To support herself, her son, and her mother, throughout her life she supplemented what she could earn through her artwork, by working in the orchards or doing domestic work.  Martina Gangle Curl was a uniquely endowed class-conscious artist who portrayed the life and labor of working people with imagination, compassion, and wit. Her paintings, drawings and block prints were infused with a celebration of ordinary existence that nevertheless dramatized the social injustices she saw under capitalism.

 

Ellen Gabehart

Gabehart began her professional art training in New York City, where she attended the High School of Music and Art and the Student’s Art League.  She received a B.A. degree from University of California in Northridge, majoring in Education and Fine Art.

After receiving a teaching credential, Gabehart taught painting and drawing in the Los Angeles public schools.  
After moving to Oregon, Gabehart expanded her teaching to include adult education, offering classes and workshops through Lane Community College. Emerald Art Center, Willamalane Senior Center, and Maude Kerns Art Center.

Ellen Gabehart’s work has been heavily influenced by her travels in Mexico.  She works primarily in watercolor to create narrative images with a subtle but colorful pallette. 



Jack Wilkinson (1913 - 1974)

Born in Berkeley, CA, Jack Wilkinson completed undergraduate studies at University of Oregon before returning to study at the California School of Fine Arts. He studied with Leger and others in Paris.

In 1941, Wilkinson joined the faculty of the University of Oregon, establishing one of the first basic design courses in an American university. .
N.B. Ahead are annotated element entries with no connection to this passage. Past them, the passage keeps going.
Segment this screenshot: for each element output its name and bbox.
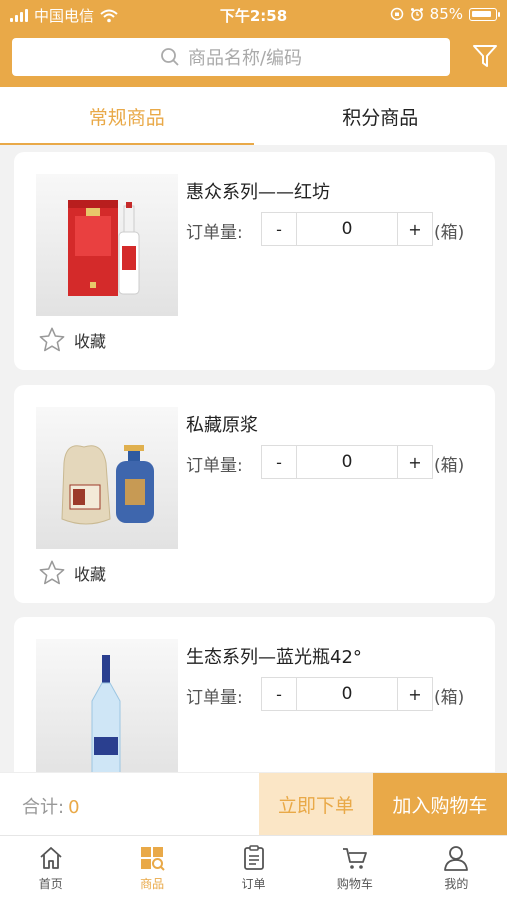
product-image[interactable] xyxy=(36,174,178,316)
tabbar-item-orders[interactable]: 订单 xyxy=(203,836,304,900)
favorite-label: 收藏 xyxy=(74,332,107,351)
tabbar-label: 我的 xyxy=(444,877,469,891)
decrease-button[interactable]: - xyxy=(262,213,296,245)
alarm-icon xyxy=(410,8,423,21)
battery-icon xyxy=(469,7,500,21)
home-icon xyxy=(40,847,62,869)
rotation-lock-icon xyxy=(390,7,403,21)
favorite-button[interactable]: 收藏 xyxy=(38,559,106,587)
increase-button[interactable]: + xyxy=(398,678,432,710)
filter-button[interactable] xyxy=(470,40,500,72)
favorite-label: 收藏 xyxy=(74,565,107,584)
tabbar-item-products[interactable]: 商品 xyxy=(101,836,202,900)
cart-icon xyxy=(342,848,367,869)
place-order-button[interactable]: 立即下单 xyxy=(259,773,373,836)
total-summary: 合计: 0 xyxy=(22,793,80,819)
search-icon xyxy=(161,48,179,66)
unit-label: (箱) xyxy=(434,688,465,708)
product-card[interactable]: 惠众系列——红坊 订单量: - 0 + (箱) 收藏 xyxy=(14,152,495,370)
quantity-input[interactable]: 0 xyxy=(296,213,398,245)
tabbar-label: 订单 xyxy=(241,877,266,891)
quantity-stepper: - 0 + xyxy=(261,212,433,246)
decrease-button[interactable]: - xyxy=(262,678,296,710)
star-icon xyxy=(39,327,65,352)
star-icon xyxy=(39,560,65,585)
tabbar-label: 商品 xyxy=(140,877,165,891)
add-to-cart-button[interactable]: 加入购物车 xyxy=(373,773,507,836)
product-name: 生态系列—蓝光瓶42° xyxy=(186,647,362,668)
quantity-label: 订单量: xyxy=(186,688,243,708)
quantity-stepper: - 0 + xyxy=(261,677,433,711)
decrease-button[interactable]: - xyxy=(262,446,296,478)
order-list-icon xyxy=(243,845,264,870)
product-name: 惠众系列——红坊 xyxy=(186,182,330,203)
product-name: 私藏原浆 xyxy=(186,415,258,436)
total-value: 0 xyxy=(68,797,80,818)
product-image[interactable] xyxy=(36,639,178,772)
tab-regular-products[interactable]: 常规商品 xyxy=(0,87,254,145)
unit-label: (箱) xyxy=(434,456,465,476)
category-tabs: 常规商品 积分商品 xyxy=(0,87,507,145)
battery-percent: 85% xyxy=(429,5,463,23)
tabbar-item-mine[interactable]: 我的 xyxy=(406,836,507,900)
header: 中国电信 下午2:58 85% 商品名称/编码 xyxy=(0,0,507,87)
bottom-tabbar: 首页 商品 订单 购物车 我的 xyxy=(0,835,507,900)
tab-points-products[interactable]: 积分商品 xyxy=(254,87,507,145)
quantity-input[interactable]: 0 xyxy=(296,446,398,478)
unit-label: (箱) xyxy=(434,223,465,243)
quantity-label: 订单量: xyxy=(186,456,243,476)
tabbar-item-home[interactable]: 首页 xyxy=(0,836,101,900)
search-placeholder: 商品名称/编码 xyxy=(187,48,303,69)
increase-button[interactable]: + xyxy=(398,446,432,478)
tabbar-item-cart[interactable]: 购物车 xyxy=(304,836,405,900)
product-card[interactable]: 生态系列—蓝光瓶42° 订单量: - 0 + (箱) 收藏 xyxy=(14,617,495,772)
status-bar: 中国电信 下午2:58 85% xyxy=(0,0,507,30)
product-image[interactable] xyxy=(36,407,178,549)
grid-search-icon xyxy=(141,847,165,871)
increase-button[interactable]: + xyxy=(398,213,432,245)
quantity-stepper: - 0 + xyxy=(261,445,433,479)
favorite-button[interactable]: 收藏 xyxy=(38,326,106,354)
total-label: 合计: xyxy=(22,797,65,818)
product-card[interactable]: 私藏原浆 订单量: - 0 + (箱) 收藏 xyxy=(14,385,495,603)
user-icon xyxy=(444,846,469,871)
tabbar-label: 购物车 xyxy=(336,877,373,891)
filter-icon xyxy=(473,45,497,67)
product-list[interactable]: 惠众系列——红坊 订单量: - 0 + (箱) 收藏 私藏原浆 订单量: - 0… xyxy=(0,145,507,772)
quantity-input[interactable]: 0 xyxy=(296,678,398,710)
tabbar-label: 首页 xyxy=(38,877,63,891)
summary-bar: 合计: 0 立即下单 加入购物车 xyxy=(0,772,507,836)
search-input[interactable]: 商品名称/编码 xyxy=(12,38,450,76)
quantity-label: 订单量: xyxy=(186,223,243,243)
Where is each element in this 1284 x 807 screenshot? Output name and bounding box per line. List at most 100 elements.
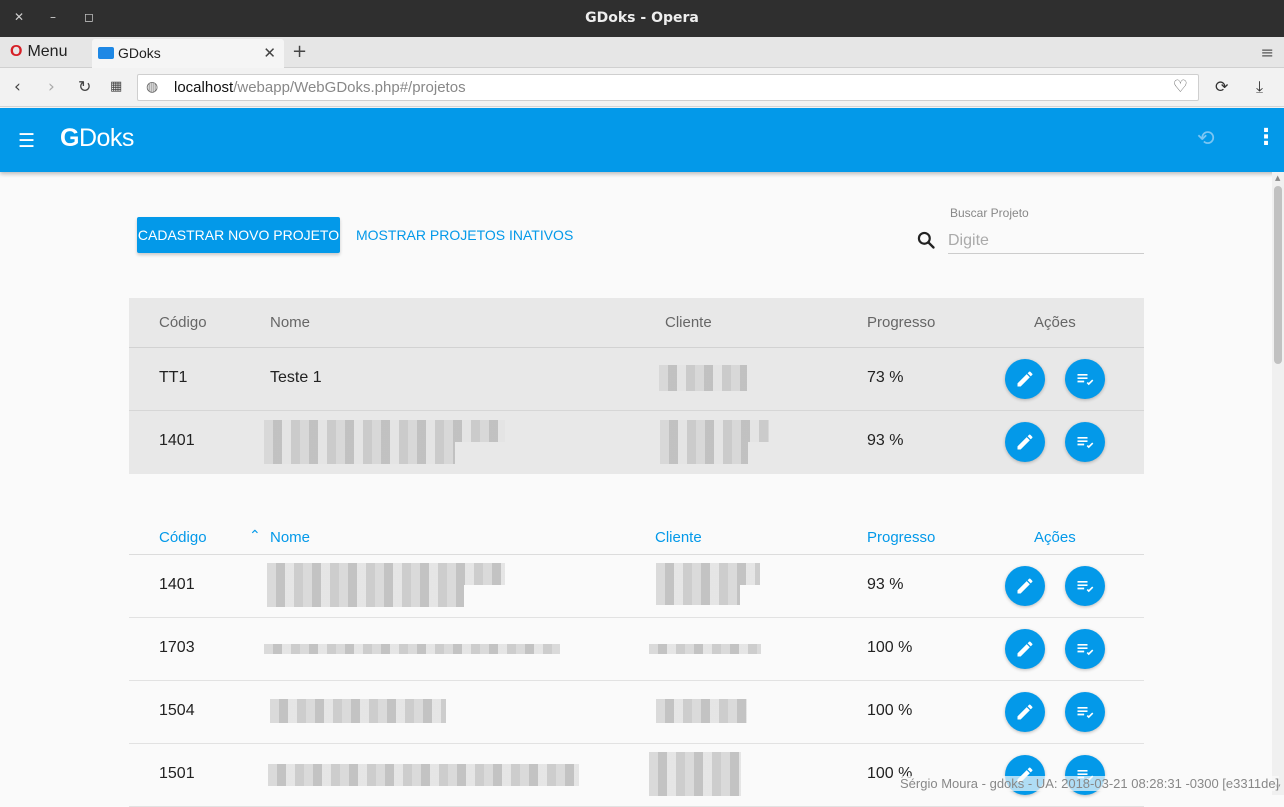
gdoks-logo: GDoks <box>60 124 134 153</box>
row-progress: 93 % <box>867 432 904 449</box>
edit-project-button[interactable] <box>1005 422 1045 462</box>
search-project-label: Buscar Projeto <box>950 206 1029 220</box>
redacted-client <box>656 585 740 605</box>
checklist-button[interactable] <box>1065 422 1105 462</box>
table-header: Código ⌃ Nome Cliente Progresso Ações <box>129 522 1144 555</box>
projects-page: CADASTRAR NOVO PROJETO MOSTRAR PROJETOS … <box>0 172 1272 807</box>
row-progress: 100 % <box>867 639 913 656</box>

Wilkinson’s work was widely exhibited, including one-person shows at the CA School of Fine Arts, the Portland Art Museum, and the University of Oregon.

Stylistically he began with an analytical approach to landscape, but by the 1950s his work became more abstract and figurative.  In the 1960s he returned to landscapes and studies of the nude figure.

In 1968 he moved to Louisiana to head the department of fine arts at Louisiana State University, which presented a retrospective of his work in January of 1975.